On Monday, the markets learned that services sentiment stood at -11.1 in September, improving from the previous month’s -17.2 and way better than what the analysts expected, as they foresaw it to be at -15.3. In line with the analysts’ expectations, consumer confidence stood at -13.9, improving from August’s -14.7, while Industrial Confidence stood at -11.1, below the analysts’ expectations who foresaw it to be at -9.5, but better than August’s figure, which stood at -12.8. Business Climate was at -1.19, improving from August’s -1.34 and better than the -1.38 that the analysts expected.

On Thursday Markit Economics published the Manufacturing PMI for September, which was at 53.7, signaling an expansion of the manufacturing sector and remaining unchanged from the previous month’s report.

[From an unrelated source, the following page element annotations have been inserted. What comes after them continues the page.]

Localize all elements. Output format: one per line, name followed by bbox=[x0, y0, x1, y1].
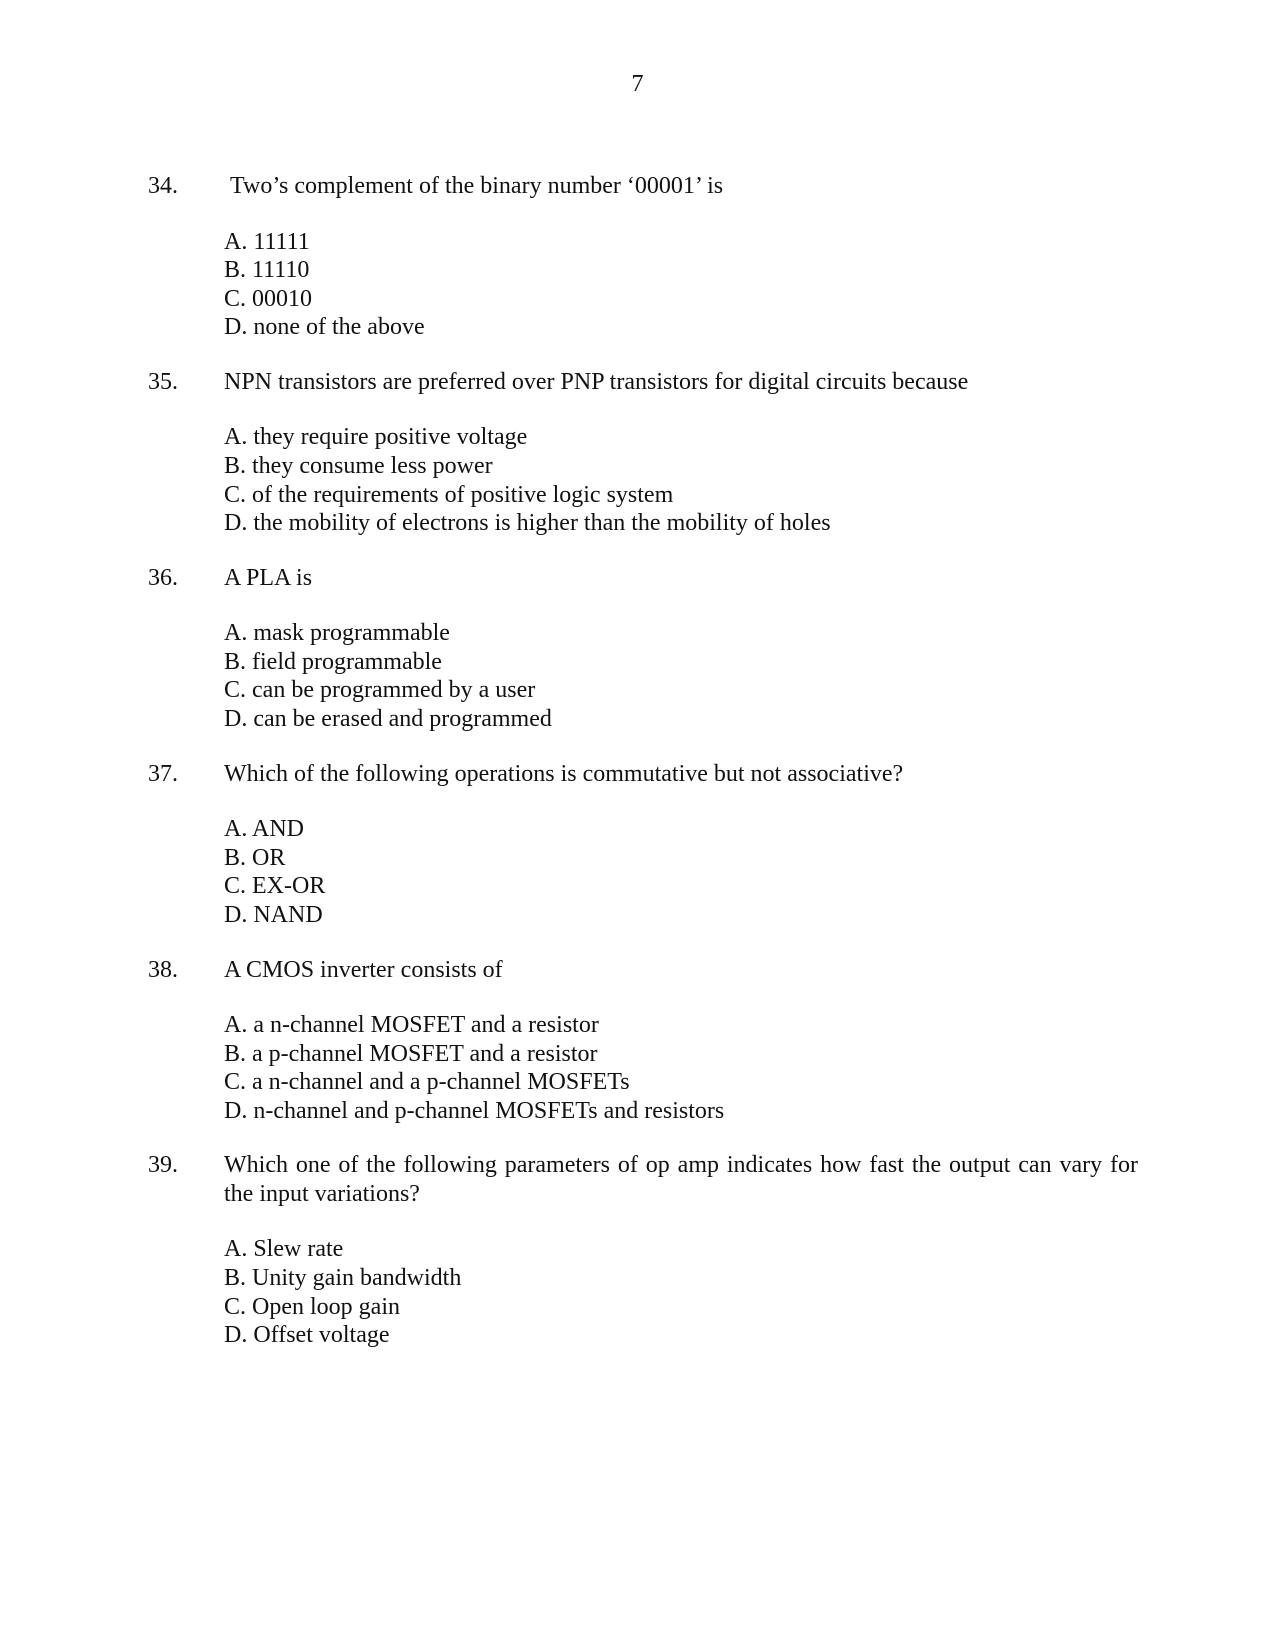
question-body bbox=[224, 368, 1138, 538]
question-list bbox=[148, 172, 1138, 1376]
option-a: A. AND bbox=[224, 816, 305, 843]
option-d: D. Offset voltage bbox=[224, 1322, 390, 1349]
question-text: Which of the following operations is commutative but not associative? bbox=[224, 760, 904, 787]
option-a: A. 11111 bbox=[224, 228, 310, 255]
question-number: 39. bbox=[148, 1152, 178, 1179]
question-text: NPN transistors are preferred over PNP transistors for digital circuits because bbox=[224, 368, 969, 395]
page-number: 7 bbox=[631, 71, 644, 97]
question-text: Two’s complement of the binary number ‘00001’ is bbox=[230, 173, 724, 199]
answer-options bbox=[224, 228, 1138, 342]
option-b: B. 11110 bbox=[224, 257, 310, 284]
question-35 bbox=[148, 368, 1138, 538]
option-c: C. can be programmed by a user bbox=[224, 677, 536, 704]
option-b: B. OR bbox=[224, 844, 286, 871]
option-d: D. the mobility of electrons is higher than the mobility of holes bbox=[224, 510, 831, 537]
option-d: D. n-channel and p-channel MOSFETs and resistors bbox=[224, 1097, 725, 1124]
option-a: A. they require positive voltage bbox=[224, 424, 528, 451]
question-body bbox=[224, 760, 1138, 930]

Eurostat confirmed Europe is now facing deflationary pressures, as the producer price index managed to contract by 2.5 percent in August (year-to-year) after going down by 3.1 percent in the previous month. Surveyed analysts expected it to contract by 2.7 percent. In monthly terms, the producer price index climbed by 0.1 percent in August, remaining in line with the analysts’ expectations and below the previous month’s figure, which stood at 0.7 percent.

The unemployment level slightly rose in August, at 8.1 percent, in line with the expectations of the surveyed analysts and over the previous month’s 8 percent.